Kalangan pengusaha yang tergabung dalam Himpunan Pengusaha Pribumi Indonesia (HIPPI) meminta pemerintah untuk segera menunda rencana kenaikan Pajak Pertambahan Nilai (PPN) menjadi 12% pada Januari 2025.
Ketua Dewan Pertimbangan HIPPI Suryani Sidik Motik mengatakan, ini karena kenaikan PPN di tengah tertekannya daya beli masyarakat bisa berimbas pada merosotnya pertumbuhan ekonomi dan meredupnya aktivitas usaha.
Apalagi, kini tengah marak tren hidup super hemat alias frugal living, yang membuat masyarakat enggan melakukan aktivitas konsumsi di luar kebutuhan pokok. Tercermin dari laju pertumbuhan konsumsi rumah tangga yang di bawah 5% sepanjang tahun ini.
Laju pertumbuhan konsumsi rumah tangga pada kuartal I-2024 hanya 4,91%, kuartal II 4,93%, dan kuartal III sebesar 4,91%. Akibatnya, ekonomi Indonesia secara tahunan hanya tumbuh 4,95% per kuartal III-2024, lebih rendah dari laju pertumbuhan per kuartal III-2023 sebesar 5,05%.
“Nah ini kan harusnya dalam keadaan begini belanja sebanyak-banyaknya supaya ekonominya hangat lagi, dunia usaha tumbuh lagi dan kita baru bisa pajaknya naik, jangan sekarang,” ucap Suryani dalam program Closing Bell CNBC Indonesia, Senin (25/11/2024).
Suryani menganggap, ketika PPN naik menjadi 12% pada Januari 2025 sesuai amanat Undang-Undang Harmonisasi Peraturan Perpajakan (UU HPP) harga barang dan jasa yang diterima konsumen bisa naik hingga 10%. Sebab, mulai dari proses produksi sampai barang jadi maupun distribusi terkena PPN.
“Jadi bayangkan kalau misalnya satu produk dibuat dari bahan baku sampai dijual di ujungnya 12%, bahan bakunya, tambah minyaknya, tambah lain-lainnya itu kebayang sampai di ujung berapa persen jadinya, mungkin kenaikan hanya 1% tapi diujung produk akhir besar sekali bisa jadi sampai 10%,” ucapnya.
Ketika kenaikan terhadap harga barang dan jasa sudah tidak sanggup diserap oleh masyarakat, Suryani mengingatkan bahwa aktivitas usaha pasti akan jatuh karena tidak ada barang yang dibeli. Ujungnya adalah pemutusan hubungan kerja untuk efisiensi usaha, dan bahkan sampai gulung tikar alias bangkrut.

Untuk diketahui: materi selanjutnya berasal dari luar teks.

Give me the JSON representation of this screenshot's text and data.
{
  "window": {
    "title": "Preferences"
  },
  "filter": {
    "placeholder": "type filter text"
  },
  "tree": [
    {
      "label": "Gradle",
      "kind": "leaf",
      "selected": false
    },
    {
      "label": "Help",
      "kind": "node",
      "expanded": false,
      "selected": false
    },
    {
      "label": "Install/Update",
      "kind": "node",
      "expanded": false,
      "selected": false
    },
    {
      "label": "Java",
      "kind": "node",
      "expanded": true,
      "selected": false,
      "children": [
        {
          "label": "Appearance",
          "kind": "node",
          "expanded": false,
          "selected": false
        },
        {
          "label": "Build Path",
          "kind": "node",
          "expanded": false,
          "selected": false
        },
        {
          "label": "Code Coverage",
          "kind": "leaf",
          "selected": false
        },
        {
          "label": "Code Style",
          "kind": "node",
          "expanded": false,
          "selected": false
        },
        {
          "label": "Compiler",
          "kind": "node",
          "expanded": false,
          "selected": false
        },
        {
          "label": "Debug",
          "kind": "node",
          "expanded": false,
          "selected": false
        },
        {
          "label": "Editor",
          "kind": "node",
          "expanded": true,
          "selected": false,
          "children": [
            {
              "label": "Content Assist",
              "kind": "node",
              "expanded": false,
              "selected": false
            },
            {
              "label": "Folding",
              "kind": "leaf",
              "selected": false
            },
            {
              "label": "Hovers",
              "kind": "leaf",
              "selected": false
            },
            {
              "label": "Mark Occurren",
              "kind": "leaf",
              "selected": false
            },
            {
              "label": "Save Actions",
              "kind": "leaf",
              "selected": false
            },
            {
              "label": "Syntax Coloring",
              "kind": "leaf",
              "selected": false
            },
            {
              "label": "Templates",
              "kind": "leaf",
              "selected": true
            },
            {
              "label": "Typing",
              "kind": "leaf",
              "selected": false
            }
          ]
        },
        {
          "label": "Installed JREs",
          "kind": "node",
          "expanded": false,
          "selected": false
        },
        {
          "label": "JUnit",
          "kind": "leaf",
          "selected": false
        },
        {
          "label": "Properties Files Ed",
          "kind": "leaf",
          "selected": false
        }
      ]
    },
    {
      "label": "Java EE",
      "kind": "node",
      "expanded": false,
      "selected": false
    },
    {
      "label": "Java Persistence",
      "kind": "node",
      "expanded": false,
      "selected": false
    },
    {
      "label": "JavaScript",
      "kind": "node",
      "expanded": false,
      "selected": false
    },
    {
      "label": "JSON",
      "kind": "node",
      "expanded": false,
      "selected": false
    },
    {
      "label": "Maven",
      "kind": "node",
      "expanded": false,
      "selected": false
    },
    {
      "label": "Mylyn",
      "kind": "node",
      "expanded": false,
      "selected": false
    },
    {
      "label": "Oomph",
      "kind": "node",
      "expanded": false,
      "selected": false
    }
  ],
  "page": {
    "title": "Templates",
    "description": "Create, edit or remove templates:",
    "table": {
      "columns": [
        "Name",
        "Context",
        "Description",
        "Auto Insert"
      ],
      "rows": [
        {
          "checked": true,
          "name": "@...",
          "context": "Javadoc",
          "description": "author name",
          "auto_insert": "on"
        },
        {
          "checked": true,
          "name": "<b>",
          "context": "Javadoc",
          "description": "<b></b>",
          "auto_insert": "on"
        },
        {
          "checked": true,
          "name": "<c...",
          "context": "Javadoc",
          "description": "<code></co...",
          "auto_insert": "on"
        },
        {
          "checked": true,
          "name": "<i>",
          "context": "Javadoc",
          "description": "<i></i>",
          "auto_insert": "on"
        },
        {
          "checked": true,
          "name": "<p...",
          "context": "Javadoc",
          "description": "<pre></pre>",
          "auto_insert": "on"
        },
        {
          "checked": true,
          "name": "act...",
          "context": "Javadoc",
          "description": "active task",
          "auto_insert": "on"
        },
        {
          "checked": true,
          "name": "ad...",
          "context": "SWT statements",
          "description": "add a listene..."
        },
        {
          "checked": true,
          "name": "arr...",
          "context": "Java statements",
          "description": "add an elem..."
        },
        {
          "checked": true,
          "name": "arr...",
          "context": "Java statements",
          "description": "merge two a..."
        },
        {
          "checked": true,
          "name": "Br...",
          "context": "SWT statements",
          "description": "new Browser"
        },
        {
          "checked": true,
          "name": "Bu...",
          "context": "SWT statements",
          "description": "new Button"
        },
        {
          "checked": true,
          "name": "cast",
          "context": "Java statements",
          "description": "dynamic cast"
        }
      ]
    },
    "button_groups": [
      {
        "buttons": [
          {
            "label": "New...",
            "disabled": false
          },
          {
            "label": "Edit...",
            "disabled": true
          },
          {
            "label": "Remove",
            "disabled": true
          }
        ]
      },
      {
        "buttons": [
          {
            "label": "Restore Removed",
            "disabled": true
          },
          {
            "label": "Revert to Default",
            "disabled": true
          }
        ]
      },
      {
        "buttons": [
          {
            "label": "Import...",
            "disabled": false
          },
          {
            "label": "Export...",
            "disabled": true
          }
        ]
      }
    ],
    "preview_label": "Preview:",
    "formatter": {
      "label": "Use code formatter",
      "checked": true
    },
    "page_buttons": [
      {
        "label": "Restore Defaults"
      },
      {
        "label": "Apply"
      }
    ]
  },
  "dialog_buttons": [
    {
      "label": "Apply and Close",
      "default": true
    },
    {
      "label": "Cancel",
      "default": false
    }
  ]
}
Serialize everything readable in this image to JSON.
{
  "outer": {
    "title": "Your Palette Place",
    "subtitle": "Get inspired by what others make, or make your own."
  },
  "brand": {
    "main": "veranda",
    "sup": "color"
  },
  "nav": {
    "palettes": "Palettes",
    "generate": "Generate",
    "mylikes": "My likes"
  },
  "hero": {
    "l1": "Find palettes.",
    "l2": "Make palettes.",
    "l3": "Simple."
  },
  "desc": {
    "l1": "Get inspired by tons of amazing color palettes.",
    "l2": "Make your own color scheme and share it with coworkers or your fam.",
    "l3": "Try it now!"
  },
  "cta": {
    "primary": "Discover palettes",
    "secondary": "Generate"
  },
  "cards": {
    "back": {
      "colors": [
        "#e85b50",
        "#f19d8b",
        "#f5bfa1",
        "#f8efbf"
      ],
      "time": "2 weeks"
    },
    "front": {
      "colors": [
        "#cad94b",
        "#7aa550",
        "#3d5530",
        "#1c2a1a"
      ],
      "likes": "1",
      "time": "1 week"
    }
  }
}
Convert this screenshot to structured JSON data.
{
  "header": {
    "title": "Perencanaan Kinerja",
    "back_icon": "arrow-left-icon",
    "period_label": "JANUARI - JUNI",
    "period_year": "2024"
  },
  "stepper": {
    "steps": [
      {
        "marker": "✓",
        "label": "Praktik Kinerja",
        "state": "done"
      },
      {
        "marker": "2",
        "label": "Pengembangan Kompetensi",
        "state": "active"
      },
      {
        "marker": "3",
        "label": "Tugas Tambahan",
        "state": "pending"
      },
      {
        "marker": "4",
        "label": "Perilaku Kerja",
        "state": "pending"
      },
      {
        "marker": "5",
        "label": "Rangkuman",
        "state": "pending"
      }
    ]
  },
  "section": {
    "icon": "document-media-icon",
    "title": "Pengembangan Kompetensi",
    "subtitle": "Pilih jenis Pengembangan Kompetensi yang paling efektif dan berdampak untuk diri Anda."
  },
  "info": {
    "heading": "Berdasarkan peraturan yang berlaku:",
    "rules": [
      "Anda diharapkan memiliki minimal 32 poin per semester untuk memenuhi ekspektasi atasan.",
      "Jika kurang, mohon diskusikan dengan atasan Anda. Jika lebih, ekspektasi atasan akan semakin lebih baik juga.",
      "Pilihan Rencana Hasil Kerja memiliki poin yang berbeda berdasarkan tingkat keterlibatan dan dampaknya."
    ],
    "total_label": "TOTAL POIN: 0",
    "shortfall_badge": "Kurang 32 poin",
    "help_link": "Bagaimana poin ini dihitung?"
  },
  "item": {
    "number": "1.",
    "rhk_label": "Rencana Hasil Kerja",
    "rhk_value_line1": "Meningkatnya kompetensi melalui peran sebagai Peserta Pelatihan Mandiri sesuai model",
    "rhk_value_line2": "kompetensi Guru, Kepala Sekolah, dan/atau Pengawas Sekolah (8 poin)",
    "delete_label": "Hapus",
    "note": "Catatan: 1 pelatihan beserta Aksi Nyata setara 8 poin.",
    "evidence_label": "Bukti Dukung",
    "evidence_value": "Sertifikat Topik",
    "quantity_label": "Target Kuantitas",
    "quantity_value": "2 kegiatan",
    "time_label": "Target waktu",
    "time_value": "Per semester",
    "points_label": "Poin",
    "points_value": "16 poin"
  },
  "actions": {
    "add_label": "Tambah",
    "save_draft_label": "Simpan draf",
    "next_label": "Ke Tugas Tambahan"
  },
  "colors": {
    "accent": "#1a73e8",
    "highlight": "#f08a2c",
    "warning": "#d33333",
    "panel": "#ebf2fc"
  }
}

“Frugal living ini bukan lifestyle, ini karena enggak punya pilihan masyarakat, karena memang untuk bisa bertahan, dan kalau ini terjadi berarti spending di masyarakat tidak ada, jadi pasar itu sepi, kalau pasar sepi orang enggak akan berproduksi,” tegasnya.
“Kalau perusahaan tidak produksi berarti tenaga kerja juga akan dikurangi, kalau tenaga kerja berkurang kalau tenaga kerja dikurangi ini akibatnya multiplier effect jangan dianggap enteng dengan frugal living ini, pengangguran akan tambah tinggi lagi,” ungkap Suryani.
Ia pun tak segan menegaskan pertumbuhan ekonomi Indonesia yang ditargetkan Presiden Prabowo Subianto mencapai 8% tidak akan tercapai bila tarif PPN naik menjadi 12% saat daya beli masyarakat melemah.
“Mana mungkin bisa capai 8% kalau orang-orang ngikuti gaya frugal living. Frugal living itu bukan gaya-gayaan, gaya hidup, lifestyle, tapi ini memang enggak punya pilihan,” ujarnya.
Ketimbang menaikkan tarif PPN menjadi 12% saat aktivitas ekonomi meredup, Suryani menyarankan lebih baik pemerintah mengejar penerimaan negara terhadap pengusaha-pengusaha pertambangan yang mengemplang pajak senilai Rp 300 triliun.
Lalu, keputusan inkrah pengadilan terhadap utang pajak senilai Rp 100 triliun lebih baik dikejar, hingga memformulasikan ulang insentif pajak bagi perusahaan tambang yang dibebaskan dari pajak selama 30-40 tahun tanpa menciptakan lapangan kerja yang luas.
“Nah ini yang harus diperbaiki dan ini akan lebih banyak dapatnya pemerintah dari pada tambah 1% ke konsumen yang dari ujung ke ujung, dari hulu, dari bahan baku, sampai ke hilir, ke produk jadi, mungkin bisa sampai 10% barangnya naik, kalau barang naik 10% orang malas spending, frugal living,” ucap Suryani.